Out the kitchen window, dwarfing over longitudinal view of the dividing paling was the twilight sky uneven with clouds and mockingly impenetrable. And he mumbled, “Mom could take care of herself.” The words tasted uneasy, indeterminately immoral, but a tad liberating.  And as he opened the cupboard and picked a box of pasta, the words resounded braver and bolder and all so without the queasy glimmer of his failure.

He put away the box, then giddy with the unfilial thrust of adventure, checked his phone messages. Frustratingly, Dimov hadn’t replied. Ah well.  Sure he could count on Dimov’s big hard cock, but crucially not on his big hard spirit to absolve him of his uncertain mass of feelings.  And so it would be Tony, then.  Yes Tony, affirmed Alex, already restless in the aching prison of lust.

“Hey love, I heard you wanted dinner,” Alex’s tone was jumpy as he opened the cupboard and looked over the blue muck of strewn pasta boxes.

“Why do you care all of sudden?” droned Tony, all more pathetic for its overtones of belligerence.

Alex would not allow mere aggression to resurrect fainting thoughts on duty. He shut the cupboard and said, “You want dinner or not?”

“That depends. You’re staying the night?”

Tony’s tiny request so mightily resurrected the bastard soldiers of duty. It was so unclear, so wrong, especially with the hot whites of the lights glaring down his face.

“Dinner, cuddle, f*** all night long, anything you want, love.” Alex’s voice rambled ahead of the sprint in his heart.

“You make it sound so … unpalatable.”

“Give me a f***ing break,” he said through his teeth.

“Man, are you all right there?”

Alex tumbled out of the stifling kitchen. Even the living room felt sweltering amid the globular forms of furniture in the unconquered dark.  The phone felt hot and clammy against his ear, and he switched the phone from one side to another.
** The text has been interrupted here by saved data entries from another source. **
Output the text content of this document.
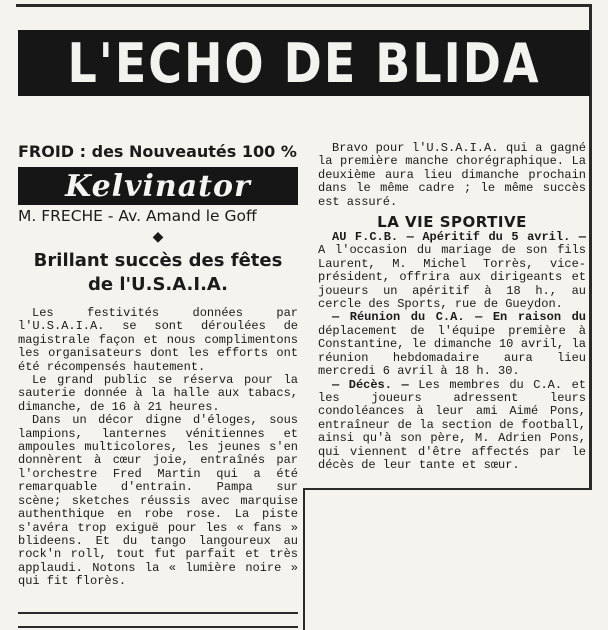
L'ECHO DE BLIDA
FROID : des Nouveautés 100 %
Kelvinator
M. FRECHE - Av. Amand le Goff
◆
Brillant succès des fêtes
de l'U.S.A.I.A.

Les festivités données par l'U.S.A.I.A. se sont déroulées de magistrale façon et nous complimentons les organisateurs dont les efforts ont été récompensés hautement.

Le grand public se réserva pour la sauterie donnée à la halle aux tabacs, dimanche, de 16 à 21 heures.

Dans un décor digne d'éloges, sous lampions, lanternes vénitiennes et ampoules multicolores, les jeunes s'en donnèrent à cœur joie, entraînés par l'orchestre Fred Martin qui a été remarquable d'entrain. Pampa sur scène; sketches réussis avec marquise authenthique en robe rose. La piste s'avéra trop exiguë pour les « fans » blideens. Et du tango langoureux au rock'n roll, tout fut parfait et très applaudi. Notons la « lumière noire » qui fit florès.

Bravo pour l'U.S.A.I.A. qui a gagné la première manche chorégraphique. La deuxième aura lieu dimanche prochain dans le même cadre ; le même succès est assuré.

LA VIE SPORTIVE

AU F.C.B. — Apéritif du 5 avril. — A l'occasion du mariage de son fils Laurent, M. Michel Torrès, vice-président, offrira aux dirigeants et joueurs un apéritif à 18 h., au cercle des Sports, rue de Gueydon.

— Réunion du C.A. — En raison du déplacement de l'équipe première à Constantine, le dimanche 10 avril, la réunion hebdomadaire aura lieu mercredi 6 avril à 18 h. 30.

— Décès. — Les membres du C.A. et les joueurs adressent leurs condoléances à leur ami Aimé Pons, entraîneur de la section de football, ainsi qu'à son père, M. Adrien Pons, qui viennent d'être affectés par le décès de leur tante et sœur.
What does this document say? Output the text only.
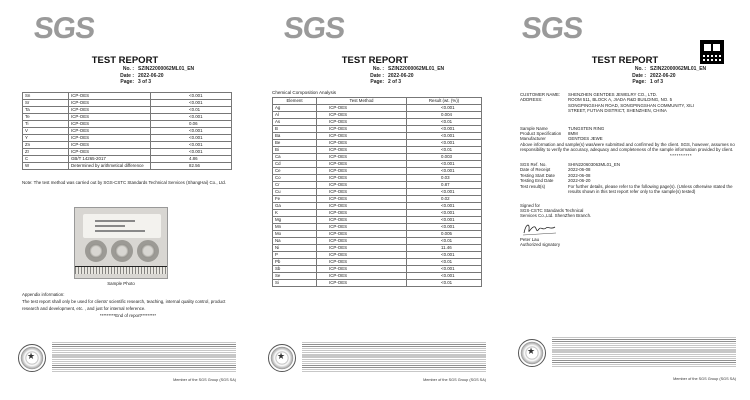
SGS
TEST REPORT
No. : SZIN22000062ML01_EN
Date : 2022-06-20
Page: 3 of 3
Sn	ICP-OES	<0.001
Sr	ICP-OES	<0.001
Ta	ICP-OES	<0.01
Te	ICP-OES	<0.001
Ti	ICP-OES	0.06
V	ICP-OES	<0.001
Y	ICP-OES	<0.001
Zn	ICP-OES	<0.001
Zr	ICP-OES	<0.001
C	GB/T 14265-2017	4.86
W	Determined by arithmetical difference	82.56
Note: The test method was carried out by SGS-CSTC Standards Technical Services (ShangHai) Co., Ltd.
Sample Photo
Appendix information:
The test report shall only be used for clients' scientific research, teaching, internal quality control, product research and development, etc. , and just for internal reference.
*********End of report*********
★
Member of the SGS Group (SGS SA)
SGS
TEST REPORT
No. : SZIN22000062ML01_EN
Date : 2022-06-20
Page: 2 of 3
Chemical Composition Analysis
Element	Test Method	Result (wt. (%))
Ag	ICP-OES	<0.001
Al	ICP-OES	0.004
As	ICP-OES	<0.01
B	ICP-OES	<0.001
Ba	ICP-OES	<0.001
Be	ICP-OES	<0.001
Bi	ICP-OES	<0.01
Ca	ICP-OES	0.003
Cd	ICP-OES	<0.001
Ce	ICP-OES	<0.001
Co	ICP-OES	0.03
Cr	ICP-OES	0.87
Cu	ICP-OES	<0.001
Fe	ICP-OES	0.02
Ga	ICP-OES	<0.001
K	ICP-OES	<0.001
Mg	ICP-OES	<0.001
Mn	ICP-OES	<0.001
Mo	ICP-OES	0.005
Na	ICP-OES	<0.01
Ni	ICP-OES	11.46
P	ICP-OES	<0.001
Pb	ICP-OES	<0.01
Sb	ICP-OES	<0.001
Se	ICP-OES	<0.001
Si	ICP-OES	<0.01
★
Member of the SGS Group (SGS SA)
SGS
TEST REPORT
No. : SZIN22000062ML01_EN
Date : 2022-06-20
Page: 1 of 3
CUSTOMER NAME:	SHENZHEN GENTDES JEWELRY CO., LTD.
ADDRESS:	ROOM 511, BLOCK A, JIADA R&D BUILDING, NO. 5
SONGPINGSHAN ROAD, SONGPINGSHAN COMMUNITY, XILI
STREET, FUTIAN DISTRICT, SHENZHEN, CHINA
Sample Name	TUNGSTEN RING
Product Specification	8MM
Manufacturer	GENTDES JEWE
Above information and sample(s) was/were submitted and confirmed by the client. SGS, however, assumes no responsibility to verify the accuracy, adequacy and completeness of the sample information provided by client.
**********
SGS Ref. No.	SHIN220603063ML01_EN
Date of Receipt	2022-06-08
Testing Start Date	2022-06-08
Testing End Date	2022-06-20
Test result(s)	For further details, please refer to the following page(s). (Unless otherwise stated the results shown in this test report refer only to the sample(s) tested)
Signed for
SGS-CSTC Standards Technical
Services Co.,Ltd. ShenZhen Branch.
Peter Lau
Authorized signatory
★
Member of the SGS Group (SGS SA)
“I’m going to jump into the shower,” he said resolutely, “I should be at your place in another hour, then you can punish me all night for being a bad, bad boy. Sounds good, baby?”

“Sounds okay ….”

Alex smiled in congratulations to himself. He danced to Susan’s bedroom and told her, without an inkling of remorse, of his change of plans. Her fallen smile was a bummer, his bad but just as well, he danced away to the shower. Then he danced out the door, brilliant and triumphant in a pair of corduroys, a v-necked shirt, five condoms in his pocket, and with a breath of cologne and a lovely log of a semi-hard d***.

Before he opened his car, his phone interrupted with message from Frank pleading suffering and pride.

FFFFF Janet. got her tixs to weird ass hipster show she whined for then she fing ditched me. tix cnt go to waste, so u and me comin to this s***.

Alex paced the sidewalk. Three cars sputtered by. Magnesium grey had conquered the abundance of sky. So everything, what he said in the car, his sneaky offer for a f***, was all forgotten, Alex groaned to himself.  He came to a full stop in front of a neighbor’s driveway, where three toddlers were running exhausting circles around the mailbox. Their rambunctious glee colored the lilacs and the lilies and tempted their mother’s glowering exasperation. Irritation could not reign long, for her eyes burned with love and tenderness bloomed in the twilight.